PLANNING AND WRITING YOUR RESPONSES                                 

PLANNING YOUR RESPONSES 

Jot down an outline for each answer before you start writing. Write down all of your outlines at the start of the exam, especially if you are nervous. It will build your confidence and allow you to settle. It also gives you a framework for the whole exam.

Read your outlines back through and be prepared to revise them. Students tend to rush into writing as soon as possible. But you will not be able to rewrite anything. What you write will have to be the "final draft." Therefore, you need to make any changes, additions and omissions that might be necessary now, at the planning stage.    
                         

WRITING YOUR RESPONSES

Writing a well-structured essay is crucial. Take a look at the webpage on writing an essay.

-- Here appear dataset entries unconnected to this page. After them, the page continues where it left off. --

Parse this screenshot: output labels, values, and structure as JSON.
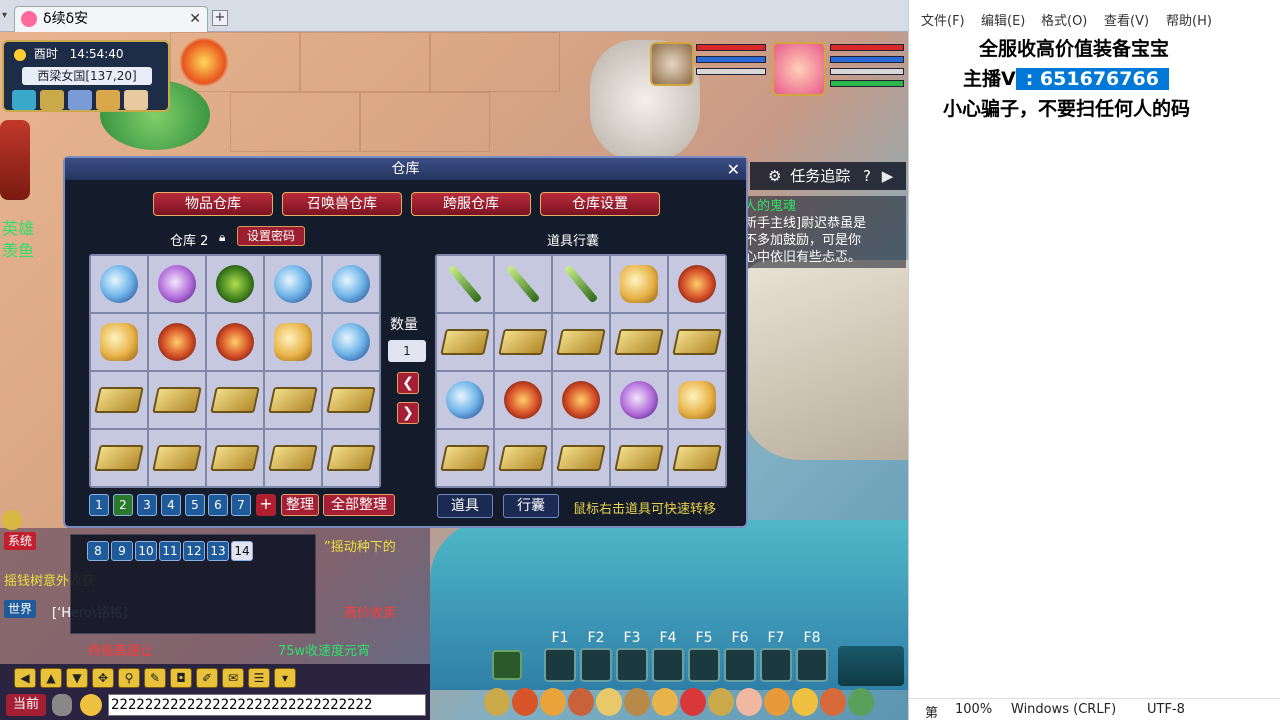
{
  "browser": {
    "tab_title": "δ续δ安",
    "close": "✕",
    "new_tab": "+"
  },
  "hud": {
    "time_label": "酉时",
    "clock": "14:54:40",
    "location": "西梁女国[137,20]"
  },
  "warehouse": {
    "title": "仓库",
    "close": "✕",
    "tabs": [
      "物品仓库",
      "召唤兽仓库",
      "跨服仓库",
      "仓库设置"
    ],
    "left_section": "仓库 2",
    "set_password": "设置密码",
    "right_section": "道具行囊",
    "qty_label": "数量",
    "qty_value": "1",
    "prev": "❮",
    "next": "❯",
    "pages": [
      "1",
      "2",
      "3",
      "4",
      "5",
      "6",
      "7"
    ],
    "add_page": "+",
    "sort": "整理",
    "sort_all": "全部整理",
    "bag_tab_items": "道具",
    "bag_tab_pack": "行囊",
    "tip": "鼠标右击道具可快速转移",
    "left_items": [
      "orb",
      "purple",
      "green",
      "orb",
      "orb",
      "gold",
      "fire",
      "fire",
      "gold",
      "orb",
      "book",
      "book",
      "book",
      "book",
      "book",
      "book",
      "book",
      "book",
      "book",
      "book"
    ],
    "right_items": [
      "sword",
      "sword",
      "sword",
      "gold",
      "fire",
      "book",
      "book",
      "book",
      "book",
      "book",
      "orb",
      "fire",
      "fire",
      "purple",
      "gold",
      "book",
      "book",
      "book",
      "book",
      "book"
    ]
  },
  "task": {
    "title": "任务追踪",
    "help": "?",
    "collapse": "▶",
    "lines": [
      "人的鬼魂",
      "新手主线]尉迟恭虽是",
      "不多加鼓励，可是你",
      "心中依旧有些忐忑。"
    ]
  },
  "left_labels": {
    "hero": "英雄",
    "fish": "羡鱼"
  },
  "chat": {
    "page_numbers": [
      "8",
      "9",
      "10",
      "11",
      "12",
      "13",
      "14"
    ],
    "tag_system": "系统",
    "tag_world": "世界",
    "line1": "”摇动种下的",
    "line2": "摇钱树意外收获",
    "line3": "[‘Hero\\铭铭]",
    "line3b": "高价收卖",
    "line4": "终极高速让",
    "line5": "75w收速度元宵",
    "current": "当前",
    "input_value": "2222222222222222222222222222222"
  },
  "fkeys": [
    "F1",
    "F2",
    "F3",
    "F4",
    "F5",
    "F6",
    "F7",
    "F8"
  ],
  "notepad": {
    "menu": [
      "文件(F)",
      "编辑(E)",
      "格式(O)",
      "查看(V)",
      "帮助(H)"
    ],
    "line1": "全服收高价值装备宝宝",
    "line2_prefix": "主播V",
    "line2_selected": ": 651676766",
    "line3": "小心骗子，不要扫任何人的码",
    "status": {
      "position": "第",
      "zoom": "100%",
      "eol": "Windows (CRLF)",
      "encoding": "UTF-8"
    }
  }
}
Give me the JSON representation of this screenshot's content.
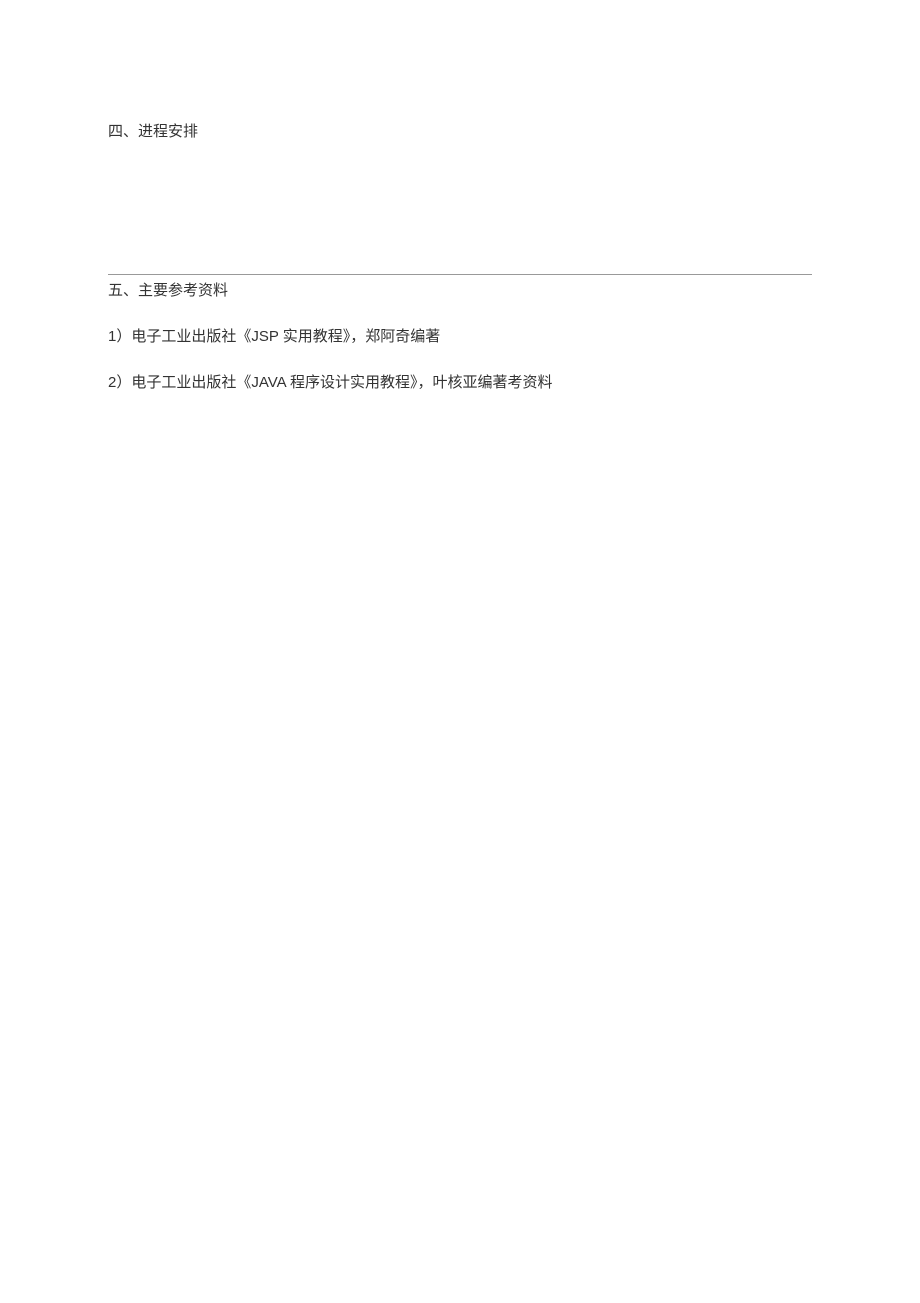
{
  "sections": {
    "schedule": {
      "heading": "四、进程安排"
    },
    "references": {
      "heading": "五、主要参考资料",
      "items": [
        "1）电子工业出版社《JSP 实用教程》，郑阿奇编著",
        "2）电子工业出版社《JAVA 程序设计实用教程》，叶核亚编著考资料"
      ]
    }
  }
}
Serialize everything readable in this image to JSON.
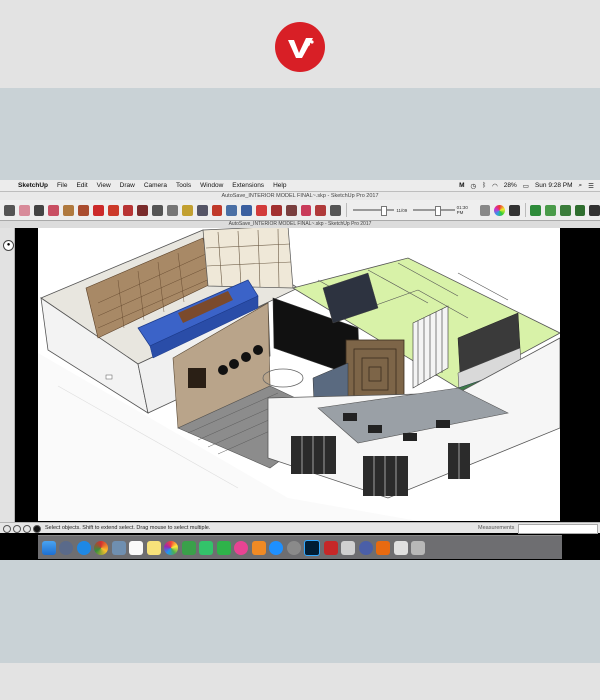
{
  "menubar": {
    "apple": "",
    "items": [
      "SketchUp",
      "File",
      "Edit",
      "View",
      "Draw",
      "Camera",
      "Tools",
      "Window",
      "Extensions",
      "Help"
    ],
    "status_battery": "28%",
    "status_time": "Sun 9:28 PM"
  },
  "window_title": "AutoSave_INTERIOR MODEL FINAL~.skp - SketchUp Pro 2017",
  "document_title": "AutoSave_INTERIOR MODEL FINAL~.skp - SketchUp Pro 2017",
  "toolbar": {
    "shadow_time_left": "11/09",
    "shadow_time_right": "01:30 PM",
    "tool_icons": [
      "select-icon",
      "eraser-icon",
      "pencil-icon",
      "arc-icon",
      "rectangle-icon",
      "push-pull-icon",
      "move-icon",
      "rotate-icon",
      "scale-icon",
      "offset-icon",
      "tape-measure-icon",
      "text-icon",
      "axes-icon",
      "3d-text-icon",
      "paint-bucket-icon",
      "orbit-icon",
      "pan-icon",
      "zoom-icon",
      "zoom-extents-icon",
      "previous-view-icon",
      "section-plane-icon",
      "walk-icon",
      "look-around-icon",
      "position-camera-icon"
    ]
  },
  "status": {
    "message": "Select objects. Shift to extend select. Drag mouse to select multiple.",
    "measurements_label": "Measurements"
  },
  "dock_icons": [
    "finder-icon",
    "launchpad-icon",
    "safari-icon",
    "chrome-icon",
    "preview-icon",
    "calendar-icon",
    "notes-icon",
    "photos-icon",
    "numbers-icon",
    "messages-icon",
    "facetime-icon",
    "itunes-icon",
    "ibooks-icon",
    "app-store-icon",
    "system-preferences-icon",
    "photoshop-icon",
    "autocad-icon",
    "sketchup-icon",
    "quicktime-icon",
    "vlc-icon",
    "downloads-icon",
    "trash-icon"
  ],
  "colors": {
    "brand_red": "#d81f26",
    "menubar_bg": "#ececec",
    "viewport_bg": "#ffffff"
  }
}
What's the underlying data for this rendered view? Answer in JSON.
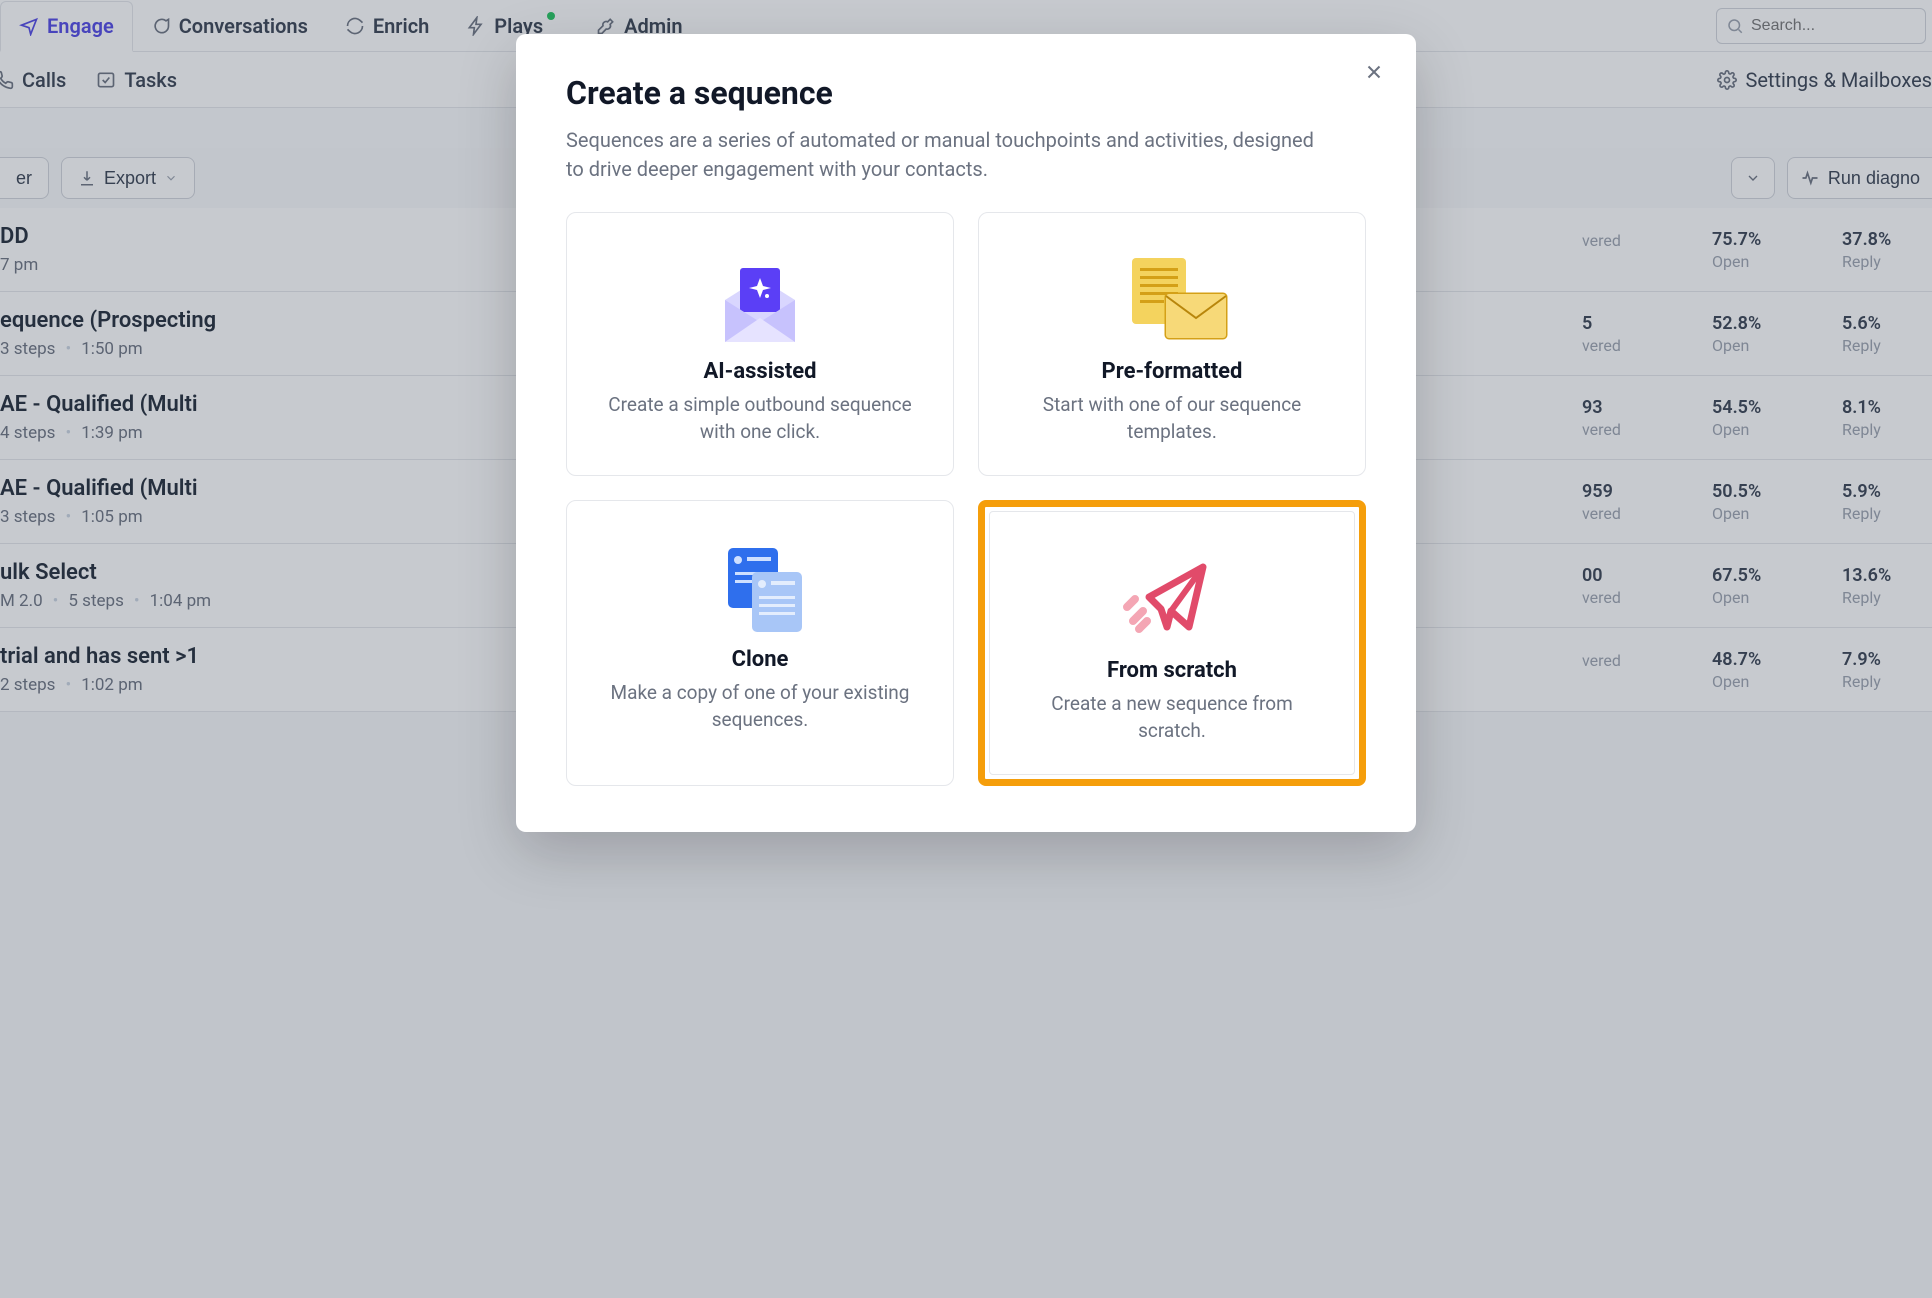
{
  "nav": {
    "engage": "Engage",
    "conversations": "Conversations",
    "enrich": "Enrich",
    "plays": "Plays",
    "admin": "Admin"
  },
  "search": {
    "placeholder": "Search..."
  },
  "subnav": {
    "calls": "Calls",
    "tasks": "Tasks",
    "settings": "Settings & Mailboxes"
  },
  "toolbar": {
    "filter": "er",
    "export": "Export",
    "run": "Run diagno"
  },
  "columns": {
    "delivered": "vered",
    "open": "Open",
    "reply": "Reply"
  },
  "sequences": [
    {
      "title": "DD",
      "meta_prefix": "",
      "steps": "",
      "time": "7 pm",
      "delivered_val": "",
      "open": "75.7%",
      "reply": "37.8%"
    },
    {
      "title": "equence (Prospecting",
      "meta_prefix": "",
      "steps": "3 steps",
      "time": "1:50 pm",
      "delivered_val": "5",
      "open": "52.8%",
      "reply": "5.6%"
    },
    {
      "title": "AE - Qualified (Multi",
      "meta_prefix": "",
      "steps": "4 steps",
      "time": "1:39 pm",
      "delivered_val": "93",
      "open": "54.5%",
      "reply": "8.1%"
    },
    {
      "title": "AE - Qualified (Multi",
      "meta_prefix": "",
      "steps": "3 steps",
      "time": "1:05 pm",
      "delivered_val": "959",
      "open": "50.5%",
      "reply": "5.9%"
    },
    {
      "title": "ulk Select",
      "meta_prefix": "M 2.0",
      "steps": "5 steps",
      "time": "1:04 pm",
      "delivered_val": "00",
      "open": "67.5%",
      "reply": "13.6%"
    },
    {
      "title": "trial and has sent >1",
      "meta_prefix": "",
      "steps": "2 steps",
      "time": "1:02 pm",
      "delivered_val": "",
      "open": "48.7%",
      "reply": "7.9%"
    }
  ],
  "modal": {
    "title": "Create a sequence",
    "subtitle": "Sequences are a series of automated or manual touchpoints and activities, designed to drive deeper engagement with your contacts.",
    "cards": {
      "ai": {
        "title": "AI-assisted",
        "desc": "Create a simple outbound sequence with one click."
      },
      "pre": {
        "title": "Pre-formatted",
        "desc": "Start with one of our sequence templates."
      },
      "clone": {
        "title": "Clone",
        "desc": "Make a copy of one of your existing sequences."
      },
      "scratch": {
        "title": "From scratch",
        "desc": "Create a new sequence from scratch."
      }
    }
  }
}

Introduction: rephrase the question and state how you intend to tackle it. Make your assumptions clear and define your key terms where necessary. Avoid the "Before ..." syndrome: e.g., "Before discussing why the Roman Empire collapsed in the 4th and 5th centuries AD we will first examine the growth of the Empire from the age of Augustus, ca. 14 AD." Why? The question does not ask for it and you have not got the time to do it.

Body: use paragraphs to make a number of points that tackle the question head-on. Make sure everything is relevant and be concise. Avoid writing a mass of factual or narrative information. One example for each point will usually do. You will not have the time to give the detailed evidence and examples that you may have already used in another essay or research paper. It is the quality of the argument and not the quantity of information that matters.

Conclusion: link your argument back to the question asked and review how you have dealt with it. You will not have time to introduce any new points in the conclusion. On the other hand, try to avoid such meaningless phrases as "Thus it can be seen that ...." Take the time to read your response once through before you move on to the next question - your grader will, so why shouldn't you, the author?